The governorate source also says that schools have not been able to complete their paperwork yet.

“Responsibility falls on the Sudanese embassy, ​​specifically the cultural attaché. They should have addressed the schools about the required procedures in order to obtain final approval and addressed the Egyptian authorities to reach with them a formula for opening schools while their situation is being reconciled, because stopping schools now will certainly affect the students,” Bagir adds.

The second teacher also wondered why the Egyptian government has ignored the situation for so long and why all the schools are being shut down right now. The move in late June to enforce legalization on the Sudanese community schools came around the same time the Egyptian government pushed for all undocumented migrants, asylum seekers and refugees in the country to “legalize their status” amid a spike in the rate of deportations being conducted and an accompanying wave of anti-migrant discriminatory sentiment among political figures and in public.

This is also related to the recent developments for Sudanese community schools, as legalizing the situations of students and teachers is part of the new requirements to reopen schools, according to Bagir. As the first teacher indicates, if the schools reopen, they will have to make sure not to hire any teachers who do not have a residency permit, lest they cause issues later down the line for parents and students or an interruption of the school year.

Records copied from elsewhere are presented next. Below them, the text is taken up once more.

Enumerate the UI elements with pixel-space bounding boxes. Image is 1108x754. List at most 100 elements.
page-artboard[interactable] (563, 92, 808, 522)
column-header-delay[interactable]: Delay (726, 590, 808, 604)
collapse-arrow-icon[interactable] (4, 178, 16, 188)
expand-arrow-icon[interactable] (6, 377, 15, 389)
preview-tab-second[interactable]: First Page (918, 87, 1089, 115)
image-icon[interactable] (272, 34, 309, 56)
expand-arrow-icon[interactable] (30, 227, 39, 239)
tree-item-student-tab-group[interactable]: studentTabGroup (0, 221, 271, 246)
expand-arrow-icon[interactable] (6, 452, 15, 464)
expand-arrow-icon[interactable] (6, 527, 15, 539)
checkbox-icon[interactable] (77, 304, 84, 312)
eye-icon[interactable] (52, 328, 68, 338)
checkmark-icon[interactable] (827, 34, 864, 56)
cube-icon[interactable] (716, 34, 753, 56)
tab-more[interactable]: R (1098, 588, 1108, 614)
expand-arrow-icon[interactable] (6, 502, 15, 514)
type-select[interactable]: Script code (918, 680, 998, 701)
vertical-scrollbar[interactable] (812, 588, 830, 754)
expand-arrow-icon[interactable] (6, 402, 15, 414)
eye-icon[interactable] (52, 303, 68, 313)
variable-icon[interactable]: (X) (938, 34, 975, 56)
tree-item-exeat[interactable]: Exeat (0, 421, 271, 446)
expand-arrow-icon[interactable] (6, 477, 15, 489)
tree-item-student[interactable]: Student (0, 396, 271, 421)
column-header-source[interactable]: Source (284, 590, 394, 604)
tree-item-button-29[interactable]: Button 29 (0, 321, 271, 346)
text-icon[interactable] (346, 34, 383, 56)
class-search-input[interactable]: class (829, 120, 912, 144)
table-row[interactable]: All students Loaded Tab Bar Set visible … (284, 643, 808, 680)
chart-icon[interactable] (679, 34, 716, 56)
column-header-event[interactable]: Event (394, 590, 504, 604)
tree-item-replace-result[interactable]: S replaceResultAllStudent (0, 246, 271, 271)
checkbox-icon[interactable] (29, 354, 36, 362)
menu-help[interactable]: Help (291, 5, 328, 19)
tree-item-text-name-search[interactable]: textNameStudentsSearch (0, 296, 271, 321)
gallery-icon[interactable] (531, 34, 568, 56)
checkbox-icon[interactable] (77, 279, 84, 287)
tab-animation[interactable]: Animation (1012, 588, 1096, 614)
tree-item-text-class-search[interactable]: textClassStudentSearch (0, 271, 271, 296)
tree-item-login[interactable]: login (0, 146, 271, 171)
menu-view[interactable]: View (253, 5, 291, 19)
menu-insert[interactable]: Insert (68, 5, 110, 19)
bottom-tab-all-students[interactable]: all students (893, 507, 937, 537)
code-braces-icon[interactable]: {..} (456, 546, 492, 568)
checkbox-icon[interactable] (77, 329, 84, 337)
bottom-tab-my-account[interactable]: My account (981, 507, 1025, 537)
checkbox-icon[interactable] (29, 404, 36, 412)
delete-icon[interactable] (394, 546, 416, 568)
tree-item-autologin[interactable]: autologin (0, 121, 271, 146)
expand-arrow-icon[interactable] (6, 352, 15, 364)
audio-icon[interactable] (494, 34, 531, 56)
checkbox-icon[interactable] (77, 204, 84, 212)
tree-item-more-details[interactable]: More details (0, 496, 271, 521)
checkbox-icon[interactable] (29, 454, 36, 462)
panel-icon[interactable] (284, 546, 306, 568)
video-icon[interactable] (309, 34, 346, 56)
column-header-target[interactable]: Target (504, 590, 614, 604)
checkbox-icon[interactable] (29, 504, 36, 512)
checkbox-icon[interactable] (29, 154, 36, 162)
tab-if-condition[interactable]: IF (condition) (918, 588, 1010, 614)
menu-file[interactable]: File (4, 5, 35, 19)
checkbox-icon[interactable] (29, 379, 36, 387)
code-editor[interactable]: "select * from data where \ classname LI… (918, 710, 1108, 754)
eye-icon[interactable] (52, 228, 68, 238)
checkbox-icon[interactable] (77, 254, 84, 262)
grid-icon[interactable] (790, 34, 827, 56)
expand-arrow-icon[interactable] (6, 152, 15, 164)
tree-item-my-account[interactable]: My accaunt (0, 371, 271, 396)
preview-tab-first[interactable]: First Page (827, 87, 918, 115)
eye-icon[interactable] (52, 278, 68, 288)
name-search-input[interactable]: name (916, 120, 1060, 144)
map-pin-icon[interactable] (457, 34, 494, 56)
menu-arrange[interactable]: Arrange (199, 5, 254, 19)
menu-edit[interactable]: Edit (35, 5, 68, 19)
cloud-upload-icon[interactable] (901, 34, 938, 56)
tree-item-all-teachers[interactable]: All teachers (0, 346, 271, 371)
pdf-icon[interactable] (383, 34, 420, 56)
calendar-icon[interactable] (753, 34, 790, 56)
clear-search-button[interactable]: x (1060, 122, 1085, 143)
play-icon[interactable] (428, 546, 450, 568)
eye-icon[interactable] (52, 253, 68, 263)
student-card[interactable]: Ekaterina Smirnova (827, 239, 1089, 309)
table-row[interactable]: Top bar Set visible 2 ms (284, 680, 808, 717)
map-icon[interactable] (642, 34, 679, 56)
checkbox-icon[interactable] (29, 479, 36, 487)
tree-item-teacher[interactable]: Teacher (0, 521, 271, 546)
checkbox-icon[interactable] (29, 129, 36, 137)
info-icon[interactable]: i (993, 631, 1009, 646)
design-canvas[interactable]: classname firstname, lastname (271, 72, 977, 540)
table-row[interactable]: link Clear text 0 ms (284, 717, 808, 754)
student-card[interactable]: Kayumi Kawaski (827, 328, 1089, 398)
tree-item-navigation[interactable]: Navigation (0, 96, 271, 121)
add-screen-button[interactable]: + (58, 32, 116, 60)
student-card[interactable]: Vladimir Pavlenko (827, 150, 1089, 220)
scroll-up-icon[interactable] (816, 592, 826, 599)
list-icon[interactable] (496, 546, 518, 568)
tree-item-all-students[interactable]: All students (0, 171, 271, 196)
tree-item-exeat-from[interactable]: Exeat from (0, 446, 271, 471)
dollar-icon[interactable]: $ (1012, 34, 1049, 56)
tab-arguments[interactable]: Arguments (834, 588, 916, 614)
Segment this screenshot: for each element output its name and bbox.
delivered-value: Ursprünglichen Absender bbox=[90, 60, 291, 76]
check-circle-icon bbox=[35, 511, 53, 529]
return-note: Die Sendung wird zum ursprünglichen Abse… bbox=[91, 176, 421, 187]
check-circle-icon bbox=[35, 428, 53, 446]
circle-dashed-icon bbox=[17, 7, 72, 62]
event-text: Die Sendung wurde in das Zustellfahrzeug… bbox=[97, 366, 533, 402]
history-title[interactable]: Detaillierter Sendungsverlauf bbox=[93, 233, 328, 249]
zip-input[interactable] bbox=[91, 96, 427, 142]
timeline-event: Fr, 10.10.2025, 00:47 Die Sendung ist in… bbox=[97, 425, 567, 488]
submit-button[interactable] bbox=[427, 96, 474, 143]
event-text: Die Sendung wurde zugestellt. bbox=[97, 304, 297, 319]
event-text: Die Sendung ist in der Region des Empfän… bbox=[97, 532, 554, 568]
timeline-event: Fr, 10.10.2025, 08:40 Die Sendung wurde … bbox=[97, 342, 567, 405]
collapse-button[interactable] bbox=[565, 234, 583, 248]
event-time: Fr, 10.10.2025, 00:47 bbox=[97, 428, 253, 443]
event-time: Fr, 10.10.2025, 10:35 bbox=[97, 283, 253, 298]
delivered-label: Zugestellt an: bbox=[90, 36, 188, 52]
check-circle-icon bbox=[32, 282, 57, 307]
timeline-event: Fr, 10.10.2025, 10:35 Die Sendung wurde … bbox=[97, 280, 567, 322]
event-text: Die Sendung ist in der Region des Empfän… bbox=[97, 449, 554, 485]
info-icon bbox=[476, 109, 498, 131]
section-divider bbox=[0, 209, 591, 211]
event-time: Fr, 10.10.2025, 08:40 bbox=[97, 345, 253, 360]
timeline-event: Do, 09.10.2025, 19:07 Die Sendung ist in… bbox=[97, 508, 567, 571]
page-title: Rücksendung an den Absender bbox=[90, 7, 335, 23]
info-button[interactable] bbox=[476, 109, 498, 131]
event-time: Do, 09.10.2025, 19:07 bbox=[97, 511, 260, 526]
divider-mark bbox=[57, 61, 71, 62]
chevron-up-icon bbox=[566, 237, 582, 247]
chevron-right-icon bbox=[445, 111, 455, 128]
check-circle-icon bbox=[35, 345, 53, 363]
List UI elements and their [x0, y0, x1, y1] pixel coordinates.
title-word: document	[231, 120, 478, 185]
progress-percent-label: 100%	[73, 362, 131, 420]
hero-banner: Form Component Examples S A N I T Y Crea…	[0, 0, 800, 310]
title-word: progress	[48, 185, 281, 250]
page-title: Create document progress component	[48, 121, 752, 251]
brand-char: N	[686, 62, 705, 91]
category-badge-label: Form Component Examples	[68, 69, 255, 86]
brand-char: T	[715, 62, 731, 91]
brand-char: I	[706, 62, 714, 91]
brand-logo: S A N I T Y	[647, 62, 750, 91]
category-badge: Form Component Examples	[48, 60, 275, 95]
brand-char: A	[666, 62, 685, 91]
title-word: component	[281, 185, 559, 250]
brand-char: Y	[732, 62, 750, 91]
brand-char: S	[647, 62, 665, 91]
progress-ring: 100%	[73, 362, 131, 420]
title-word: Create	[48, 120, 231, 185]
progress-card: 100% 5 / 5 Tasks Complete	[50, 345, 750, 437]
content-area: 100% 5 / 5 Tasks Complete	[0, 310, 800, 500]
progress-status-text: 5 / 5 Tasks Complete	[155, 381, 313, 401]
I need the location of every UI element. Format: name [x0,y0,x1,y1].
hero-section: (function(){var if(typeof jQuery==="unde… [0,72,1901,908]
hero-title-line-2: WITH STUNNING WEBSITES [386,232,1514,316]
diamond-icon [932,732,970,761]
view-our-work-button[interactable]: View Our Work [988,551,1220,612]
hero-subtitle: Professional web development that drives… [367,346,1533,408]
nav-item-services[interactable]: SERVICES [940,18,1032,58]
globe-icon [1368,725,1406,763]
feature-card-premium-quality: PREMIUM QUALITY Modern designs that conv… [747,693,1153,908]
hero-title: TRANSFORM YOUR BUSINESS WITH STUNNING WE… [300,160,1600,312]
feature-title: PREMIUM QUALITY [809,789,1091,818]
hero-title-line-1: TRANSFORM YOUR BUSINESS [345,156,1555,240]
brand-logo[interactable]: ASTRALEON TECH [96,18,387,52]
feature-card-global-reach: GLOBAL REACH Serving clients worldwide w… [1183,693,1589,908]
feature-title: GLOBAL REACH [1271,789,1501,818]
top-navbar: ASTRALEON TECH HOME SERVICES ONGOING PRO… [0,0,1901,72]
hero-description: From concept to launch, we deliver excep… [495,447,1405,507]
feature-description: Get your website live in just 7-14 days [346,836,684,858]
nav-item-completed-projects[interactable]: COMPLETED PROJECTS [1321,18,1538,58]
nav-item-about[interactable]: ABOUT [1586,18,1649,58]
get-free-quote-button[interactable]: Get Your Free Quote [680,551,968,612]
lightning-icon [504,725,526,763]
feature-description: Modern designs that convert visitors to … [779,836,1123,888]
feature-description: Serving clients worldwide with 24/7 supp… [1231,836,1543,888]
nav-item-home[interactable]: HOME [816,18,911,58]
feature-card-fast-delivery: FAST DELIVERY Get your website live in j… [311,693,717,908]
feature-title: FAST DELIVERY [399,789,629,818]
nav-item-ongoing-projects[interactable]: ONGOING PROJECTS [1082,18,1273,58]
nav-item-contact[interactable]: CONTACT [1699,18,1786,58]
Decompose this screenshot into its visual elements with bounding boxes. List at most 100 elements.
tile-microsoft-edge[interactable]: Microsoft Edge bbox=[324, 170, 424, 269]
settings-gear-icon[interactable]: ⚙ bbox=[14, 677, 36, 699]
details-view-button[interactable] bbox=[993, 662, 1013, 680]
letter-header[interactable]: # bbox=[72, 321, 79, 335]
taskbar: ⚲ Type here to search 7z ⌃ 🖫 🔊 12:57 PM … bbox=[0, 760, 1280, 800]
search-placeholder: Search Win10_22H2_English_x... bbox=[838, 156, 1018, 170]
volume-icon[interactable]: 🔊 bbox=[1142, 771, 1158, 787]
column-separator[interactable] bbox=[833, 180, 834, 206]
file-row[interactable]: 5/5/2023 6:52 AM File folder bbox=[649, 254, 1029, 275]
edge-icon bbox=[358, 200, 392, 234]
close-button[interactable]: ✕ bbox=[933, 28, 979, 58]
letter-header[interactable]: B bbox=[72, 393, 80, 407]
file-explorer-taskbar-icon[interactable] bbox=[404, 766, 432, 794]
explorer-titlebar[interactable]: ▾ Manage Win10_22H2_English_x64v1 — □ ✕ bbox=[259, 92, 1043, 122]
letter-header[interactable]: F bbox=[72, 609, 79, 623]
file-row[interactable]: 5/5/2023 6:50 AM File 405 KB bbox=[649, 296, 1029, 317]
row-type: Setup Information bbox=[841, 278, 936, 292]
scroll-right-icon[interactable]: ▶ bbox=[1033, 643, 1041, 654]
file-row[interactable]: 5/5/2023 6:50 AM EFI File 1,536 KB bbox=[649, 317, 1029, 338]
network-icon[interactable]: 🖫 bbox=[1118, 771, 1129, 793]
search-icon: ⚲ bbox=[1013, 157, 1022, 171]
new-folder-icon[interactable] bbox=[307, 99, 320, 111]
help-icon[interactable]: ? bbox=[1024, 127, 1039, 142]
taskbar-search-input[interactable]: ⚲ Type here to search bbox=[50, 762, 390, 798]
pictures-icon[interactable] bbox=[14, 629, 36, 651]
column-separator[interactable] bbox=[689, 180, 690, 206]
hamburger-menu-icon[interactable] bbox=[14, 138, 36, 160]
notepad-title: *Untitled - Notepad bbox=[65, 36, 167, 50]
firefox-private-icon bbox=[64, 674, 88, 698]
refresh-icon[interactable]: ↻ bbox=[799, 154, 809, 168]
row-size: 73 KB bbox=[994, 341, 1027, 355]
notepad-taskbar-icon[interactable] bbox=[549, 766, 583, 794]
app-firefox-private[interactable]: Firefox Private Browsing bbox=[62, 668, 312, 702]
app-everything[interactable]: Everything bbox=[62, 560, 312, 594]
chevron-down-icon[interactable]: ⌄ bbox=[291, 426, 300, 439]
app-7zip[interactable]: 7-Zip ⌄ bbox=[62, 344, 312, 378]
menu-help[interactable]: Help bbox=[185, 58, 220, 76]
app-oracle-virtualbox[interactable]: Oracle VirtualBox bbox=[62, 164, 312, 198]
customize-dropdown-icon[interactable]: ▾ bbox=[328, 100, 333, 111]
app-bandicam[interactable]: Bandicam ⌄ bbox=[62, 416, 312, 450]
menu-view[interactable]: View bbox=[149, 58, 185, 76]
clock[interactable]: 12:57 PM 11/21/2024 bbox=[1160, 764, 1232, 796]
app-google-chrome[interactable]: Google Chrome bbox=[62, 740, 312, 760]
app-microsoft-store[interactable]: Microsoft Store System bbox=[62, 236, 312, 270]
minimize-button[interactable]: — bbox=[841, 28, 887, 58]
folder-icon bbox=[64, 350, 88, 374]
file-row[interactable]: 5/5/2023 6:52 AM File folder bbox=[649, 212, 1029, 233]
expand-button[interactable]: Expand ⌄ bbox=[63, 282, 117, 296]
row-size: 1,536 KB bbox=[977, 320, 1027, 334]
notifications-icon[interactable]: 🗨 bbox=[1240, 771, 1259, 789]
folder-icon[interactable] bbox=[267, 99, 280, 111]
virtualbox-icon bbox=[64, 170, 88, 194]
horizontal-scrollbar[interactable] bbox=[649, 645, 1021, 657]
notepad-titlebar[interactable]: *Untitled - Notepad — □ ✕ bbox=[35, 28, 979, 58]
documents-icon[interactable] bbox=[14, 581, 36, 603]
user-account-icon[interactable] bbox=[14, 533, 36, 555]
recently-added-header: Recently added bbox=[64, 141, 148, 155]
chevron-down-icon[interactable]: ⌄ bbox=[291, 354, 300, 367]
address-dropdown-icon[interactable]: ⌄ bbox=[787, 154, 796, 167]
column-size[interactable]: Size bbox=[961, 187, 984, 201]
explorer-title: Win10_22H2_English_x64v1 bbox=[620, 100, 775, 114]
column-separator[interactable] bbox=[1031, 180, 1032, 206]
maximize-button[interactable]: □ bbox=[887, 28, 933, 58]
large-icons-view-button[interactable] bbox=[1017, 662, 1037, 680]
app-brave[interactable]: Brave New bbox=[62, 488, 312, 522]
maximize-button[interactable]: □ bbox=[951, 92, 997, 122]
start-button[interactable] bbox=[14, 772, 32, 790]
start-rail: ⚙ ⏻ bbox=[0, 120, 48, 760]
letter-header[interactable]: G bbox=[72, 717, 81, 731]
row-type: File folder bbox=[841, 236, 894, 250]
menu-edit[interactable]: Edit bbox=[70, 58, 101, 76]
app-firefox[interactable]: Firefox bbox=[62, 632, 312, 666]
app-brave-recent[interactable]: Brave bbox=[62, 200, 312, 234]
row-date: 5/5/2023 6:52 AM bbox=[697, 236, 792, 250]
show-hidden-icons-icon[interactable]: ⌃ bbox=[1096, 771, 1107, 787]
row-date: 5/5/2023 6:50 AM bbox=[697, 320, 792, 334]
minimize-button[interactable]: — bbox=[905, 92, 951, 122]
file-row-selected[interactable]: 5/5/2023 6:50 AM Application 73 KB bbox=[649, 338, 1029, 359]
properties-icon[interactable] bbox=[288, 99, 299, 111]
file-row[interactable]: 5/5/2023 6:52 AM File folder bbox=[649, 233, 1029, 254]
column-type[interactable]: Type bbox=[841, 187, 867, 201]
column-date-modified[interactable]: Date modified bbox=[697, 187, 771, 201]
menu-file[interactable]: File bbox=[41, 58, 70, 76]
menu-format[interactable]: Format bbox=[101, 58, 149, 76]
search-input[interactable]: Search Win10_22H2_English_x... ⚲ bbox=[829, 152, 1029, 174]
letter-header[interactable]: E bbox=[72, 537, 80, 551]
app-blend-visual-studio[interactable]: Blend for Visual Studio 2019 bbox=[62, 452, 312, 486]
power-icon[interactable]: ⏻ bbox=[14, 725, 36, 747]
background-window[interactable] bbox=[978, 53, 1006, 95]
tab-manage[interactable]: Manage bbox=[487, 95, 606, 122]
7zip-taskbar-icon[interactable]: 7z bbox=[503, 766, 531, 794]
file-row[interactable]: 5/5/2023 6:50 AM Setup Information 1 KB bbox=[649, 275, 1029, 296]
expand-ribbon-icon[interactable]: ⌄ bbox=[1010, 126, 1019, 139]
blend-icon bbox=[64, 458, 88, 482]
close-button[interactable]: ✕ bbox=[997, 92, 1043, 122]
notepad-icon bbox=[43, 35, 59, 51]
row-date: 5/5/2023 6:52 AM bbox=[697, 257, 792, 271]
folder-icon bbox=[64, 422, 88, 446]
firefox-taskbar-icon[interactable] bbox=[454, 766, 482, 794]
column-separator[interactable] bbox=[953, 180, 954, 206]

The governorate source likewise says they do not dismiss the possibility that Giza’s move to deal with Sudanese schools in the area may have originally come from higher levels of government, pointing to police involvement in the closures that took place in Giza.

The second teacher also points out that the school closures were paired with a more direct targeting of two Sudanese community school directors, one leading the African Vision educational center in 6th of October City and another leading a branch of the Sudanese Tamayoz Schools in Faisal. The teacher says that though both held active UNHCR refugee cards, they were detained by police and threatened with deportation to Sudan due to their teaching Sudanese history and geography curricula, of which Egyptian authorities did not approve.

The Egyptian Commission for Rights and Freedoms issued a statement on the detention of the former, Othman Hussein Yaqoub, citing his family as saying he was arrested from the school on the backdrop of teaching the Sudanese curricula and forcibly disappeared for a period without being presented to prosecuting authorities. Though his refugee status should prevent Egypt from deporting him as per an international convention signed by Egypt, Yaqoub’s family says the Sudanese embassy later approved an emergency travel document for him, according to the ECRF. Saying he was tortured into signing a voluntary return document, twenty-nine rights organizations called for Yaqoub’s release last week.

With the schools now closed without a clear date for when they can return, teachers will be left without income, says the second teacher. But those most affected will be the children and parents.

Even though the schools were closed just before the summer vacation, Bagir notes that it will still interrupt schooling, which was to be provided for many students who came to Egypt during the war and started the school year late.

When Mada Masr surveyed the opinions of parents on a social media group, responses were again torn between an awareness of the issues in the current schooling system and concern for what’s ahead.

“Is the Sudanese school owner to blame? Or was it the governorate authorities that granted them permission to open the school? Or is it the rent law that allowed the Egyptian landlord to rent a residential property as a school? Or is it the Egyptian Education Ministry for letting this huge number of schools open from the beginning? Or is the Egyptian law to blame for deciding to shut them down because they were in violation after they already opened and have been operating?” reads one comment.

Several parents, such as Olwyya, are in favor of the schools having legal status in Egypt and better regulation of their school year structure, required fees and the degrees they offer.

Many others express a sense of dread that, until the schools can reopen, the children will stay at home without a route to pursue an education and the hope that comes with it.